Dr. Santer, Dr. Garzon, and Mr. Duncan made their first-ever appearance in Salt Lake City for a 90-minute discussion in which each individual shared their personal stories along with research and documentation related to the current global climate debate. Discussion centered around superstorms, rising temperatures, failed crops, prolonged drought cycles, melting sea ice, retreating glaciers, multi-billion dollar insurance claims and rising death tolls associated with climate change.
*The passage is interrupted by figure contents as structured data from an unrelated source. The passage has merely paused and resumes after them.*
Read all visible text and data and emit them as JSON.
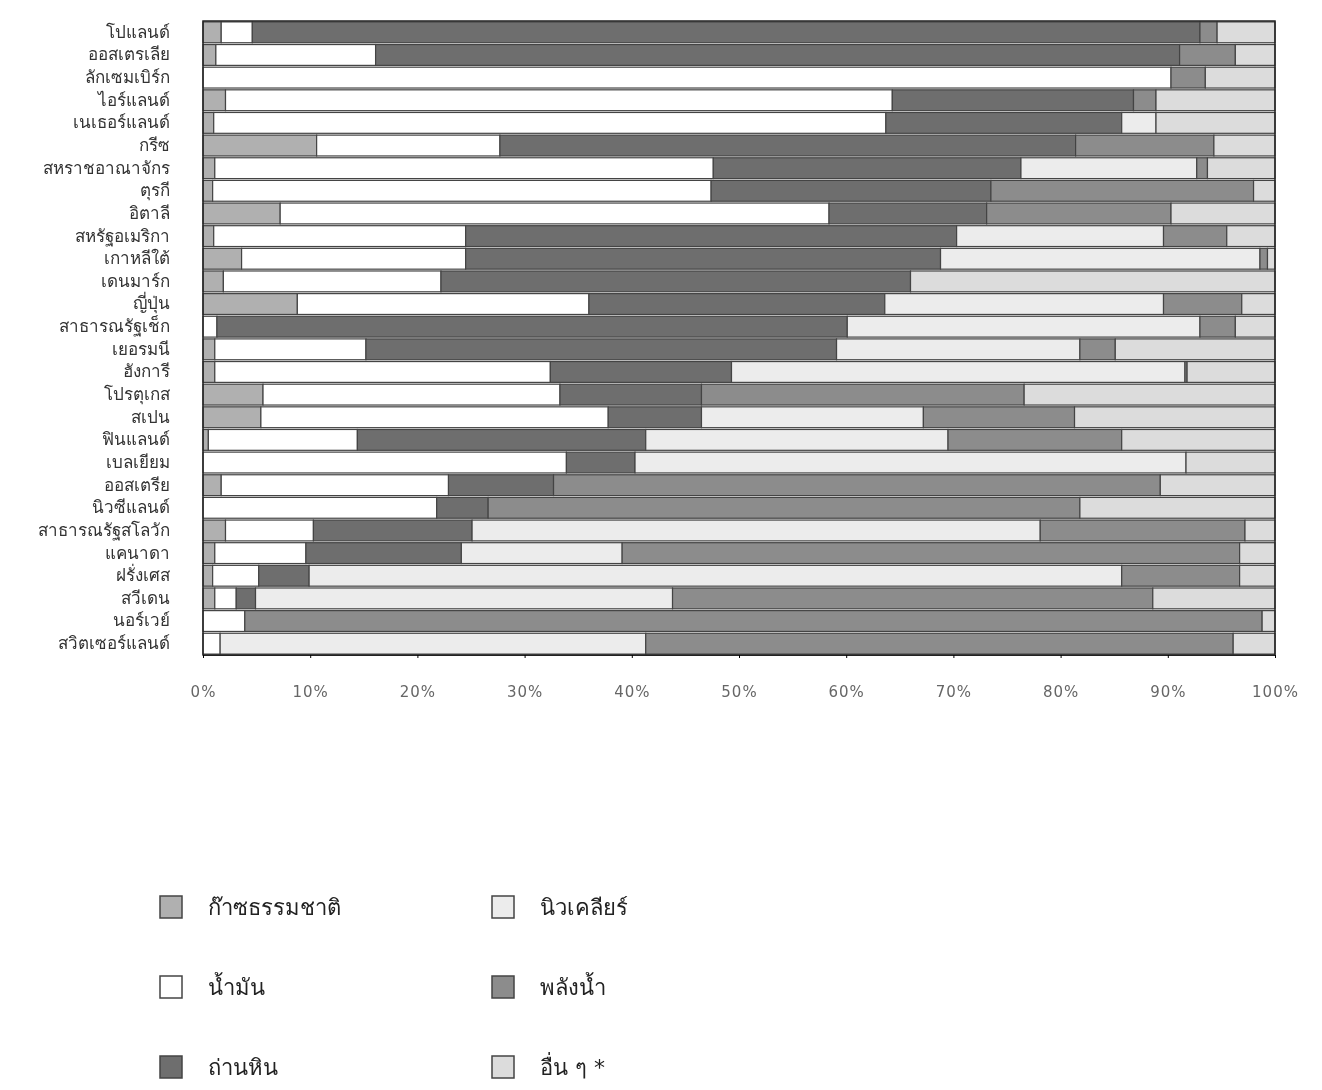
{
  "chart_data": {
    "type": "bar",
    "orientation": "horizontal",
    "stacked": true,
    "categories": [
      "โปแลนด์",
      "ออสเตรเลีย",
      "ลักเซมเบิร์ก",
      "ไอร์แลนด์",
      "เนเธอร์แลนด์",
      "กรีซ",
      "สหราชอาณาจักร",
      "ตุรกี",
      "อิตาลี",
      "สหรัฐอเมริกา",
      "เกาหลีใต้",
      "เดนมาร์ก",
      "ญี่ปุ่น",
      "สาธารณรัฐเช็ก",
      "เยอรมนี",
      "ฮังการี",
      "โปรตุเกส",
      "สเปน",
      "ฟินแลนด์",
      "เบลเยียม",
      "ออสเตรีย",
      "นิวซีแลนด์",
      "สาธารณรัฐสโลวัก",
      "แคนาดา",
      "ฝรั่งเศส",
      "สวีเดน",
      "นอร์เวย์",
      "สวิตเซอร์แลนด์"
    ],
    "series": [
      {
        "name": "ก๊าซธรรมชาติ",
        "color": "#b0b0b0",
        "values": [
          1.7,
          1.2,
          0,
          2.1,
          1.0,
          10.6,
          1.1,
          0.9,
          7.2,
          1.0,
          3.6,
          1.9,
          8.8,
          0,
          1.1,
          1.1,
          5.6,
          5.4,
          0.5,
          null,
          1.7,
          0,
          2.1,
          1.1,
          0.9,
          1.1,
          0,
          0
        ]
      },
      {
        "name": "น้ำมัน",
        "color": "#ffffff",
        "values": [
          2.9,
          14.9,
          90.3,
          62.2,
          62.7,
          17.1,
          46.5,
          46.5,
          51.2,
          23.5,
          20.9,
          20.3,
          27.2,
          1.3,
          14.1,
          31.3,
          27.7,
          32.4,
          13.9,
          33.9,
          21.2,
          21.8,
          8.2,
          8.5,
          4.3,
          2.0,
          3.9,
          1.6
        ]
      },
      {
        "name": "ถ่านหิน",
        "color": "#6e6e6e",
        "values": [
          88.4,
          75.0,
          0,
          22.5,
          22.0,
          53.7,
          28.7,
          26.1,
          14.7,
          45.8,
          44.3,
          43.8,
          27.6,
          58.8,
          43.9,
          16.9,
          13.2,
          8.7,
          26.9,
          6.4,
          9.8,
          4.8,
          14.8,
          14.5,
          4.7,
          1.8,
          0,
          0
        ]
      },
      {
        "name": "นิวเคลียร์",
        "color": "#ececec",
        "values": [
          0,
          0,
          0,
          0,
          3.2,
          0,
          16.4,
          0,
          0,
          19.3,
          29.8,
          0,
          26.0,
          32.9,
          22.7,
          42.3,
          0,
          20.7,
          28.2,
          51.4,
          0,
          0,
          53.0,
          15.0,
          75.8,
          38.9,
          0,
          39.7
        ]
      },
      {
        "name": "พลังน้ำ",
        "color": "#8c8c8c",
        "values": [
          1.6,
          5.2,
          3.2,
          2.1,
          0,
          12.9,
          1.0,
          24.5,
          17.2,
          5.9,
          0.7,
          0,
          7.3,
          3.3,
          3.3,
          0.2,
          30.1,
          14.1,
          16.2,
          0,
          56.6,
          55.2,
          19.1,
          57.6,
          11.0,
          44.8,
          94.9,
          54.8
        ]
      },
      {
        "name": "อื่น ๆ *",
        "color": "#dcdcdc",
        "values": [
          5.4,
          3.7,
          6.5,
          11.1,
          11.1,
          5.7,
          6.3,
          2.0,
          9.7,
          4.5,
          0.7,
          34.0,
          3.1,
          3.7,
          14.9,
          8.2,
          23.4,
          18.7,
          14.3,
          8.3,
          10.7,
          18.2,
          2.8,
          3.3,
          3.3,
          11.4,
          1.2,
          3.9
        ]
      }
    ],
    "xlim": [
      0,
      100
    ],
    "xticks": [
      {
        "value": 0,
        "label": "0%"
      },
      {
        "value": 10,
        "label": "10%"
      },
      {
        "value": 20,
        "label": "20%"
      },
      {
        "value": 30,
        "label": "30%"
      },
      {
        "value": 40,
        "label": "40%"
      },
      {
        "value": 50,
        "label": "50%"
      },
      {
        "value": 60,
        "label": "60%"
      },
      {
        "value": 70,
        "label": "70%"
      },
      {
        "value": 80,
        "label": "80%"
      },
      {
        "value": 90,
        "label": "90%"
      },
      {
        "value": 100,
        "label": "100%"
      }
    ],
    "legend": "bottom"
  }
}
As a scientist with more than three decades of his life and career dedicated to climate research at the Lawrence Livermore Lab, Dr. Ben Santer tells the story of a warming climate through computer modeling and satellite imagery accented by personal stories that begin with his participation in the 1995 report of the Intergovernmental Panel on Climate Change

Considered one of the world’s leading experts on global disaster response during the past generation, Dr. Hernando Garzon weaves a personal story that begins with his work navigating crises like 9/11, the Haitian earthquake and West Africa’s Ebola crisis while addressing a noticeable shift to climate-related disasters such as Puerto Rico, New Orleans, sub-Saharan Africa, and the Ayerwaddy Delta region of Burma. According to Dr. Garzon, human-caused climate change is now impacting global health and loss of life through increased damage related to storms and climate events.

A board member for the Juneau Icefield Research Program along with Santer and Garzon, Chip Duncan has been documenting the glaciers of North America’s St. Elias region and the Juneau Icefield annually since 1991.